Due coscienze femminili anticipatrici, Sibilla Aleramo e Virginia Woolf, già all’inizio del secolo scorso, sembrano aver colto la discrepanza, non sempre evidente, tra la pretesa “logica e giusta” di uguali diritti civili e politici e il desiderio intimo della donna.

“Forse è atavismo muliebre. La donna – scrive Aleramo – assai meno dell’uomo si adatterà a romperla con certe tradizioni, perché la protezione gliele ha rese più dolci, più seducenti. Per lei, centro della casa, le grandi solennità rifulgevano quasi esclusivamente: per lei e per i bimbi… ch’ella debba rinunciare a tutte le prerogative antiche, sia pur conquistandone di superiori, è cosa che le mette nell’animo una invincibile mestizia, come il rimpianto vago di ciò che non è più”.

 

Guardata con gli occhi della figlia che ne ha avvertito ossessivamente la “presenza invisibile” per anni – “ne udivo la voce, la vedevo, mi immagino ancora cosa avrebbe detto…”-, la figura che in passato ha riempito di sé l’interno di una stanza famigliare, così è descritta da Virginia Woolf in una rara pagina autobiografica:

“Eccola, mia madre, al centro della vasta cattedrale che era l’infanzia; era là dall’inizio. E, s’intende, era il centro di tutto. Il centro: forse questa è la parola che esprime meglio la diffusa sensazione che avevo di vivere immersa così totalmente nell’atmosfera di lei, da non distaccarmi mai abbastanza da vederla come una persona (…). Quante cose sconnesse ricordo di mia madre, se lascio scorrere il pensiero; ma tutte di lei in compagnia; di lei in mezzo ad altri; di lei generalizzata; dispersa, onnipresente, di lei come creatrice di quell’affollato, allegro mondo ruotante al centro della mia infanzia”.

 

Ma è sempre Woolf a smascherare con lucidità impietosa la cattedrale dell’infanzia. Nel saggio Una stanza tutta per sé, dopo aver passato in rassegna l’immensa letteratura maschile che ha esaltato le doti della donna, conclude:

“Immaginativamente, la sua importanza è estrema; praticamente, la sua insignificanza è totale (…) uno strano mostro quello che scopriamo, leggendo prima gli storici e poi i poeti: un verme con le ali di un’aquila; lo spirito della vita e della bellezza, rinchiuso in cucina a tagliare il lardo”.

 

Dove sta allora l’ambiguità di quel groviglio di forza e di debolezza, di potenza e insignificanza, che l’uomo ha visto nell’altro sesso e che ogni più anonima “signorina Smith” sembra incarnare ogni qualvolta che diventa per il suo uomo lo specchio indispensabile perché possa riprendere sicurezza, fiducia in se stesso e affrontare con più vitalità la vita pubblica? È uno strano potere quello che spinge la donna a prodigare le proprie energie per il benessere altrui.

 

“Ero schiava della mia forza – dice Aleramo -, della mia creatrice immaginazione… Il mio potere era questo: far trovare buona la vita.

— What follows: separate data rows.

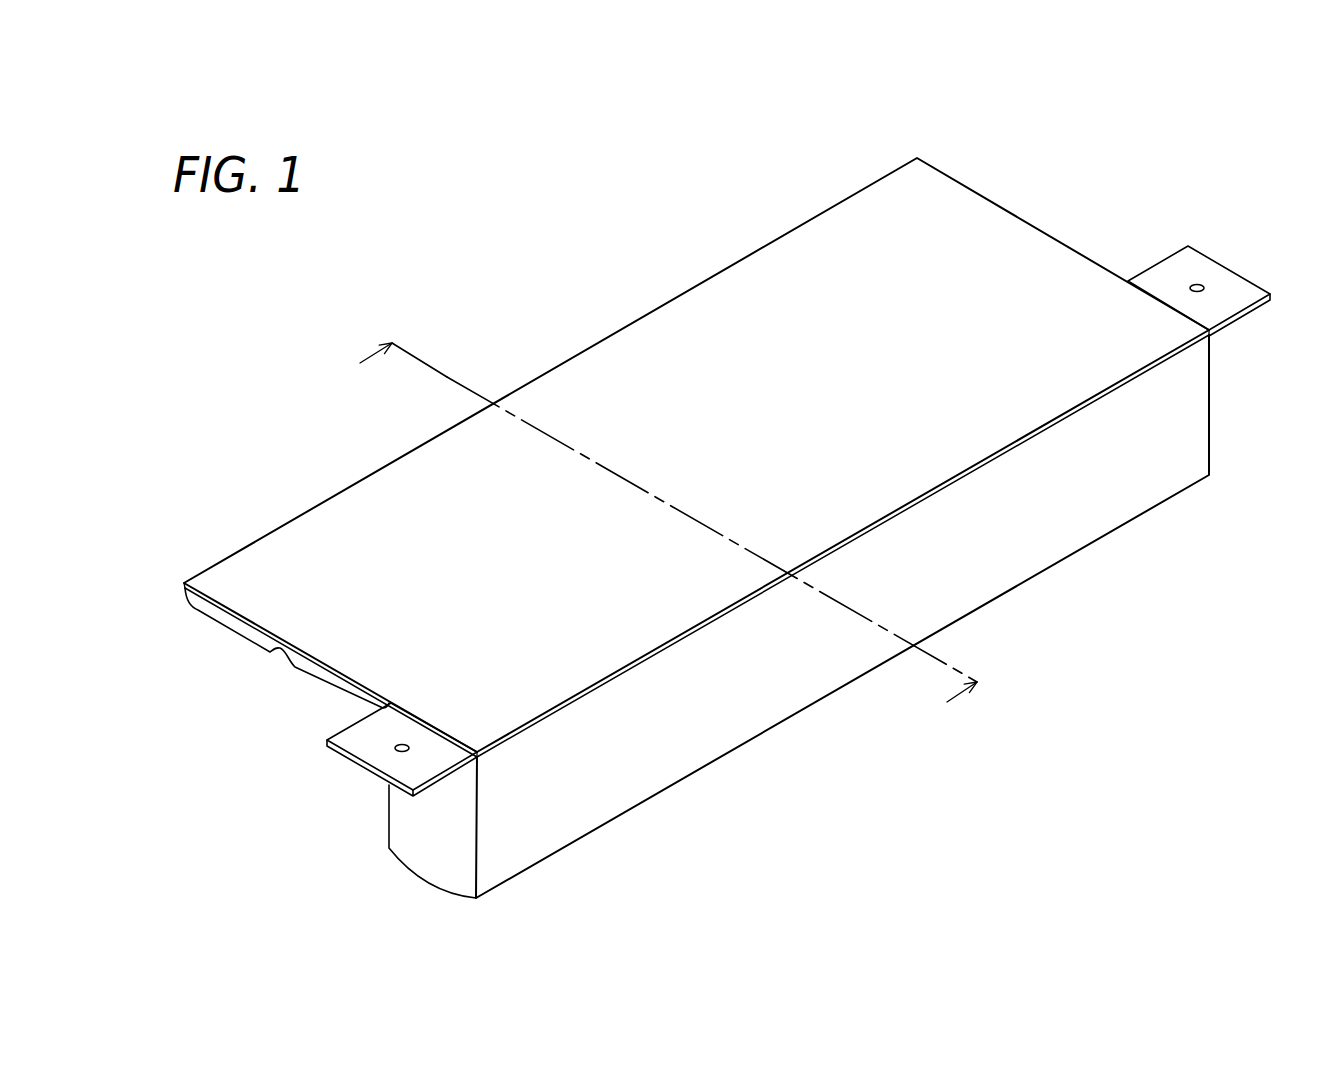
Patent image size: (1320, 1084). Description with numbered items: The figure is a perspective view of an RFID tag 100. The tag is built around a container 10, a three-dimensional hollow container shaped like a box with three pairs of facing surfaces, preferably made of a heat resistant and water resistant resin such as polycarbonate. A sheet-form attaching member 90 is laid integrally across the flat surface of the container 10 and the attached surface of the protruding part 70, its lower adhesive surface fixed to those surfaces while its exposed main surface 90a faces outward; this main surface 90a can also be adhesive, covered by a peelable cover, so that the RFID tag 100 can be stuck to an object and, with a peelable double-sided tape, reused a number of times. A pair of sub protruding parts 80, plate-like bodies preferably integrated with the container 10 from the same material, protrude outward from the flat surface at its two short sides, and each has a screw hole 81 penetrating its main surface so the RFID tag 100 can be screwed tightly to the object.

The RFID tag 100 is at (1267, 160).
The container 10 is at (1047, 552).
The protruding part 70 is at (198, 603).
The sub protruding part 80 is at (357, 745).
The screw hole 81 is at (405, 730).
The attaching member 90 is at (866, 200).
The main surface 90a is at (614, 372).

La mia forza era di conservare tal potere, anche se dal mio canto perdessi ogni miraggio. Amore senza perché. Senza soggetto quasi”.

Ancora più rimosso del potere che in qualche modo sempre si esercita su chi è oggetto delle proprie cure, è il sogno d’amore, l’illusione di poter ricreare attraverso la riunificazione di qualità che l’uomo ha voluto opposte e complementari – il corpo e il pensiero, i sensi e la ragione, la tenerezza e la forza, ecc.- l’appartenenza intima a un altro essere, l’unità a due che è stata degli inizi della vita e che come un “lungo sonno” continua ad avvolgere la coppia adulta.